Die Ereignisse überschlagen sich
Mit viel Pathos betonte die Lega immer wieder ihre Werte: Würde und Korrektheit, Ehre und Ehrlichkeit. In der Römer Regierung hingegen würden Diebe sitzen, sagt die Lega: „Roma Ladrona“, das diebische Rom.
Und jetzt dies: Auf einer Brücke in Caorle in der Provinz Venedig steht plötzlich das Graffito: „Padania Ladrona“: das diebische Padanien.
Die Ereignisse überschlagen sich. Anfang April wird bekannt, dass die Staatsanwaltschaft gegen Bossi ermittelt. Seine Villa in Gemonio bei Varese wurde für mehrere hunderttausend Euro renoviert und ausgebaut. Laut Staatsanwaltschaft stammt das Geld aus veruntreuten Steuereinnahmen.
Verkehrsbussen mit Steuergeldern bezahlt
Kurz darauf wird bekannt, dass Renzo Bossi, ein Sohn des Parteigründers, einen Audi A6 und einen Smart fährt. Er hat es zum Lokalpolitiker gebracht und wurde von seinem Vater als sein Nachfolger aufgebaut. Mit einer Bancomat-Karte der Partei hat er Geld abgehoben. Damit bezahlte er Benzin, Besuche in Nachlokalen und sogar Verkehrsbussen.
Riccardo, ein anderer Sohn Bossis, fuhr einen BMW X5, bezahlt von der Partei. Die Lega ist es auch, die sein Haus in Brescia finanziert. Riccardo soll zudem einen Doktortitel einer englischen Privatuniversität erkauft haben.
Dann wird bekannt, dass Bossis Ehefrau 18 Häuser und Wohnungen besitzt. Woher stammt das Geld?
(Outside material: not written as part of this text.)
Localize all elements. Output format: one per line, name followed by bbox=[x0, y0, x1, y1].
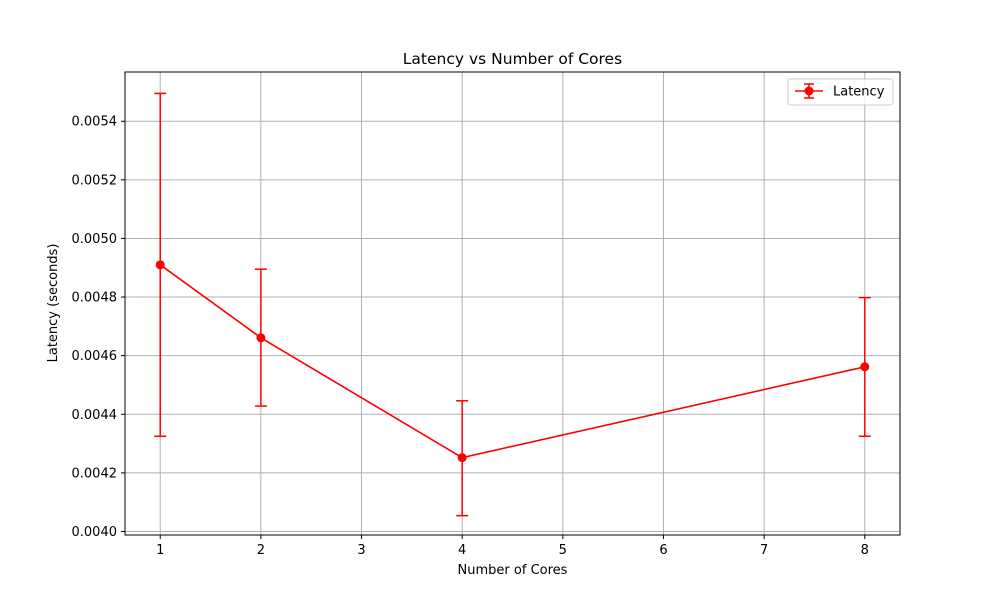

600‘000 Euro für Gold und Diamanten
Die Vorwürfe der Staatsanwaltschaft sind hart: Jede italienische Partei erhält aus Steuergeldern viele Millionen Euro, um Wahlkämpfe zu bestreiten. Mit diesen staatlichen Beiträgen will man verhindern, dass die Lobbys allzu grossen Einfluss auf die Parteien nehmen können. 3,5 Millionen Euro solcher Steuergelder wurden – so die Anklage - für private Zwecke der Familie Bossi und der Partei abgezweigt. Doch vielleicht sind es viel mehr.
Sündenbock Nummer eins ist der Schatzmeister der Lega, Francesco Belsito. Er ist sofort zurückgetreten. Kurz darauf trat auch Bossi als Parteisekretär zurück. Belsito hat zugegeben, die Transaktionen getätigt und das Geld veruntreut zu haben. Ihm werden Verbindungen zur N’drangehta vorgeworfen. In Tansania und Zypern soll Belsitio für die Partei Schwarzgeld deponiert und waghalsige Investitionen getätigt haben.
Die Staatsanwaltschaft fand heraus, dass Belsito für 600‘000 Euro Diamanten und Goldbarren gekauft hat. Fünf Kilo Gold und elf Diamanten im Wert von 300‘000 Euro behielt der Schatzmeister für sich. Und wo sind die übrigen 300‘000?
Im Schussfeld: die höchste Politikerin des Landes
Die Staatsanwaltschaft geht davon aus, dass der Lega-Senator Piergiorgio Stiffoni, Ex-Schatzmeister der Partei, Gold und Diamanten im Wert von 200‘000 Euro erhalten hat. Und die restlichen 100‘000?
Ins Schussfeld geriet schnell die ranghöchste Politikern des Landes: Rosy Mauro, Vizepräsidentin des italienischen Senats und feurige Lega-Vertreterin. Sie gelangte im vergangenen Dezember in den Besitz von Diamanten im Wert von 100‘000 Euro. Rosy Mauro sagt, sie habe die Steine aus dem eigenen Ersparten gekauft. Das glaubt ihr nicht einmal die Lega. Sonst wäre sie nicht subito aus der Partei ausgeschlossen worden. Sie weigert sich noch immer, das Amt der Senatsvizepräsidentin abzugeben und sieht sich als Opfer.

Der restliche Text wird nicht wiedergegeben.